Around this time, I listened to an episode of John August and Craig Mazin’s excellent Scriptnotes podcast (I thoroughly recommend it to all writers, whether for page or screen - a transcript of the episode in question is available online). It featured a guest by the name of Dennis Palumbo, a screenwriter and mystery novelist who is also a practicing psychotherapist specialising in working with writers. Mr Palumbo has no doubts about the existence of writer’s block, and a great deal of his work is in tackling it. In the Scriptnotes podcast, he made a point that resonated with me. He said that all writers who come out the other side of a period of being blocked will have made a change in their writing, usually an improvement. He characterised writer’s block as a cathartic shift in the individual’s work.

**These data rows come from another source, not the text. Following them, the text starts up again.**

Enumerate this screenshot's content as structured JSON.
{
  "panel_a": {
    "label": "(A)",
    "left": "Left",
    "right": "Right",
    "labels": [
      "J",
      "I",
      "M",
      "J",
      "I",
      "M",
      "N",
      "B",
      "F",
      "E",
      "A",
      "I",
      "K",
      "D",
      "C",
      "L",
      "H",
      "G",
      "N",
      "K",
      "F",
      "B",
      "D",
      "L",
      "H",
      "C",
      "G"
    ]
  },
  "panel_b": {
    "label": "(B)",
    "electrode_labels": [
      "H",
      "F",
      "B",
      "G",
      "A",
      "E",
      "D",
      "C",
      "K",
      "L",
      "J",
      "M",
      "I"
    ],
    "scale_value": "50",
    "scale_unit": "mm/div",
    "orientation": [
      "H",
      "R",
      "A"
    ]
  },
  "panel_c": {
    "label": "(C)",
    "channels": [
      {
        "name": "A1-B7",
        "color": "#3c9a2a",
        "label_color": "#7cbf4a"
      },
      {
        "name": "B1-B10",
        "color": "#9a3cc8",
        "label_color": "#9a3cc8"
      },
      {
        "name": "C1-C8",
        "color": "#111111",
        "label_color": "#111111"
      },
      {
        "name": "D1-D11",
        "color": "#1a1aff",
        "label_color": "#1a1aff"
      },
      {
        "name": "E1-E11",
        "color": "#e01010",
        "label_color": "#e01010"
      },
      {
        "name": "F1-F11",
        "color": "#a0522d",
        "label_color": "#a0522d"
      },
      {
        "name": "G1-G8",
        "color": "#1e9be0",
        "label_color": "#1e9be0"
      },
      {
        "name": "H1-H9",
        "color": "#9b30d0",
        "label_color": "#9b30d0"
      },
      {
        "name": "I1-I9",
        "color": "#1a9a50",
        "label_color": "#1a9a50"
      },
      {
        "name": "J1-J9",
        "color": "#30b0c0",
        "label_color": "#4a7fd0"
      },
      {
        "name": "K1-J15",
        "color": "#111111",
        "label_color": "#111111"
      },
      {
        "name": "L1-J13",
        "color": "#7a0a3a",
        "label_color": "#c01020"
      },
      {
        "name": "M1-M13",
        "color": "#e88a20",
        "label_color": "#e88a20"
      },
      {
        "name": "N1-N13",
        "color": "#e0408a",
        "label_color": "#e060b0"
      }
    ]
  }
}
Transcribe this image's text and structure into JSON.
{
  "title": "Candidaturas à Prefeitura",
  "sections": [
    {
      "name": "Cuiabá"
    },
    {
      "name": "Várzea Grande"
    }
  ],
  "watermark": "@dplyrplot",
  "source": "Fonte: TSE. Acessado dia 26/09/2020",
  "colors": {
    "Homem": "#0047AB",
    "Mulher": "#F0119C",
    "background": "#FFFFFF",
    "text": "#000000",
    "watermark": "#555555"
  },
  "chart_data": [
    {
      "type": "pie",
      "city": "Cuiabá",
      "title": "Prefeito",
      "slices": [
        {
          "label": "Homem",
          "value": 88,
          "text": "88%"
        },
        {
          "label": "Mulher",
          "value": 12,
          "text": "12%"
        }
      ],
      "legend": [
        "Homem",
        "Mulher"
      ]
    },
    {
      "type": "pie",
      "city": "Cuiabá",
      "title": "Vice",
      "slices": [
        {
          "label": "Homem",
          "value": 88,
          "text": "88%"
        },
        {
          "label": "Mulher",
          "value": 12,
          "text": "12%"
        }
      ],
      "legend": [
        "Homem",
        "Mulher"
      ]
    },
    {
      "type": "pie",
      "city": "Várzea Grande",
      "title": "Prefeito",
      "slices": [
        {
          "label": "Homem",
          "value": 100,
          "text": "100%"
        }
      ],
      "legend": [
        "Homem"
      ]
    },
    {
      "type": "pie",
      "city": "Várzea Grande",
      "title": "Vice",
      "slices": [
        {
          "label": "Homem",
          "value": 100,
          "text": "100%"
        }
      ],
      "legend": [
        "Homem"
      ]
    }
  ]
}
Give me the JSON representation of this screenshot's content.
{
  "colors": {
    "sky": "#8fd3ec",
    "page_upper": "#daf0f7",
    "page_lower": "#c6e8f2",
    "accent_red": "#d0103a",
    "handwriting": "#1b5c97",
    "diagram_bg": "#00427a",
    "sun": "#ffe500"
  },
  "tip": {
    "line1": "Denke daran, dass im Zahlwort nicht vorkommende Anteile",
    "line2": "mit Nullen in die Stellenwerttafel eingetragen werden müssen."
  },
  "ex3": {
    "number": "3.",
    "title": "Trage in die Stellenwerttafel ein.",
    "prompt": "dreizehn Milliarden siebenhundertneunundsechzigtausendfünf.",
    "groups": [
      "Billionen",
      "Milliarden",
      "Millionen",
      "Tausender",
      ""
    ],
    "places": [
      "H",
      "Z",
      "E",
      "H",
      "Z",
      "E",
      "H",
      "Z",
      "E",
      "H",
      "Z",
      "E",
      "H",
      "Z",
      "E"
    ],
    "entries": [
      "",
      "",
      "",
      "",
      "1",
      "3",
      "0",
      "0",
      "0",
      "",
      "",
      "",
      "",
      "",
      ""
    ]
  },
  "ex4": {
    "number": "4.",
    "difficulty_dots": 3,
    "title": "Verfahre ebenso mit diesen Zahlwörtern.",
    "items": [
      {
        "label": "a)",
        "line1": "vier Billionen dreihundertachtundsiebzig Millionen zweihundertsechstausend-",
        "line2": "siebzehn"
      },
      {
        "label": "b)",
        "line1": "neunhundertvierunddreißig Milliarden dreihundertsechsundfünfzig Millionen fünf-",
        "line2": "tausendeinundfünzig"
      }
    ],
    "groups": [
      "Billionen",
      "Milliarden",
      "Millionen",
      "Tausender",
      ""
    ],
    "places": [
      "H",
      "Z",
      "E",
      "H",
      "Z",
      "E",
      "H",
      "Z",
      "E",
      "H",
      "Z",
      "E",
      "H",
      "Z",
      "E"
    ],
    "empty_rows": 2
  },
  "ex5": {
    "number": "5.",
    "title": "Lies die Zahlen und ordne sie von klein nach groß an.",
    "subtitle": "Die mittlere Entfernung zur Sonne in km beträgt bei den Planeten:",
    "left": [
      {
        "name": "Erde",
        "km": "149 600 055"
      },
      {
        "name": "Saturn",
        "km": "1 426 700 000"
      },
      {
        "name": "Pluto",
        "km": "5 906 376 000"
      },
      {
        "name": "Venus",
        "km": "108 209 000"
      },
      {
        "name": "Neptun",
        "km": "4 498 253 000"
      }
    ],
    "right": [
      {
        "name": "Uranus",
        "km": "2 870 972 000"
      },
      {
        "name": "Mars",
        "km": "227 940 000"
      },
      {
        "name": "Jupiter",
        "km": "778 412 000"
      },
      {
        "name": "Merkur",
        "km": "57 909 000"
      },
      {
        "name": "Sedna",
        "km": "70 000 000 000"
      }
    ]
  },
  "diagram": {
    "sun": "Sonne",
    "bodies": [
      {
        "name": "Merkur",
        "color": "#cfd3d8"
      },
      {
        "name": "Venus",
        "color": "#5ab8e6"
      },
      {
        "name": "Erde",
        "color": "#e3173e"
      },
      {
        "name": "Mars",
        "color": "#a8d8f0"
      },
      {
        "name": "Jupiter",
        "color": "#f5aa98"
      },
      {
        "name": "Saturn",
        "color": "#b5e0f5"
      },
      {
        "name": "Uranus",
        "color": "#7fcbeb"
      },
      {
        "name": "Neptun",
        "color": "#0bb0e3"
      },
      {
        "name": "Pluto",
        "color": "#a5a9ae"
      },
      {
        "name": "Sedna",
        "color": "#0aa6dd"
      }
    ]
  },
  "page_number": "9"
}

That statement made me finally understand that my year-long struggle with writer’s block was the working out of a change in my style. Knowing that, I was able to go back to my new book with greater confidence and see it through – thank God – to the end. Now that I understood that I was becoming more interested in character than body count, I was able to work with that rather than against it as I had been doing for the last year or so.

The result of that struggle is The Final Silence. It’s a different novel for me. Don’t worry, it’s still pacey and dark, with a few good twists. But the story is also more rooted in its characters, and the relationships between them, their emotional journeys placed much more to the fore. It was a difficult birth, but I got there in the end.

Right now, I’m writing another book. The story I abandoned back in 2012, in fact. But I know why it wasn’t working then, and I know how to make it work now. I’m a little more than 50,000 words in, and I’ve hit a bit of a wall, a plot point I’m fighting to break through.

But it’s not writer’s block. Not this time.